The Blockchain Basics Act, a bill that seeks to protect several blockchain-based activities from being outlawed by the U.S. government, has been introduced in Nebraska. Sponsored by Sen. Eliot Bolstar, the bill is similar to the one introduced in Missouri recently, and 11 more states are expected to introduce similar regulations this year, according to the Satoshi Action Fund.
Blockchain Basics Act Lands in Nebraska
Lawmakers are now taking cryptocurrency and blockchain regulations to their states. On January 5, the Blockchain Basics Act, a bill that aims to protect several blockchain and cryptocurrency rights, was introduced in the Nebraska Unicameral Legislature by Sen. Eliot Bolstar, putting the cornhusker state at the forefront of these initiatives.
The act seeks to guarantee the rights of Nebraskans to mine cryptocurrency without restrictions, exert the custody of their cryptocurrency assets, and transact with crypto. It also establishes the exemption of capital gains state taxes for cryptocurrency transactions under $200.
The legislation is very similar to another bill of the same name introduced in Missouri by Rep. Phil Christofanelli in December, both sponsored by the Satoshi Action Fund, a nonprofit that policies lawmakers to introduce cryptocurrency-related initiatives. Dennis Porter, CEO and co-founder of the Satoshi Action Fund, stated that this bill builds on the work of Mike Flood before he “graduated” to Washington DC.
Flood was the co-author and sponsor of the Nebraska Financial Innovation Act passed in 2021, which allows banks to become “Digital Asset Depositories” to trade and custody cryptocurrency after receiving state permission.
Porter remarked that Nebraska was the second state to introduce this act and that more states would follow.
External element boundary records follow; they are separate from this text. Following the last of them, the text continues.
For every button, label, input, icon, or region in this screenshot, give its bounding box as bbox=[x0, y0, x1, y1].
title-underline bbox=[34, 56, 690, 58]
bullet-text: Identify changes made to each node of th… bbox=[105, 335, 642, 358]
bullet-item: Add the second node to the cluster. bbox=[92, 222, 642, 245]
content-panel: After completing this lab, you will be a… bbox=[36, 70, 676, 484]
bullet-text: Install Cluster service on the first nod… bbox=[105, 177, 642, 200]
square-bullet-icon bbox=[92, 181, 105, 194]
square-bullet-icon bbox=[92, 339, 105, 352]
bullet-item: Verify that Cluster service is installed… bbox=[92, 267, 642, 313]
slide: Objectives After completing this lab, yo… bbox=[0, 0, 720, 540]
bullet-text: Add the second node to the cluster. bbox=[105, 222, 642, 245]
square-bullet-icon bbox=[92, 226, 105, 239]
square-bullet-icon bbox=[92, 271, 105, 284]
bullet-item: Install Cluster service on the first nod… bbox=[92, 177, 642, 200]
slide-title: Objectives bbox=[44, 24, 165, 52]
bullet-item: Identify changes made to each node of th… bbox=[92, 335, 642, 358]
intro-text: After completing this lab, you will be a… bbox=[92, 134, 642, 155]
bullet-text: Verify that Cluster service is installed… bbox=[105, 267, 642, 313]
In a post on X, Porter stated:
We plan to introduce 13 bills in 13 different states (at least) in 2024. Each time a bill is introduced, lawmakers in the state often hold a hearing to receive input from the public.
These moves are part of a nationwide strategy of taking the battle for cryptocurrency adoption to a state level proposed by Porter, who believes crypto regulation might follow the same road that cannabis regulation took.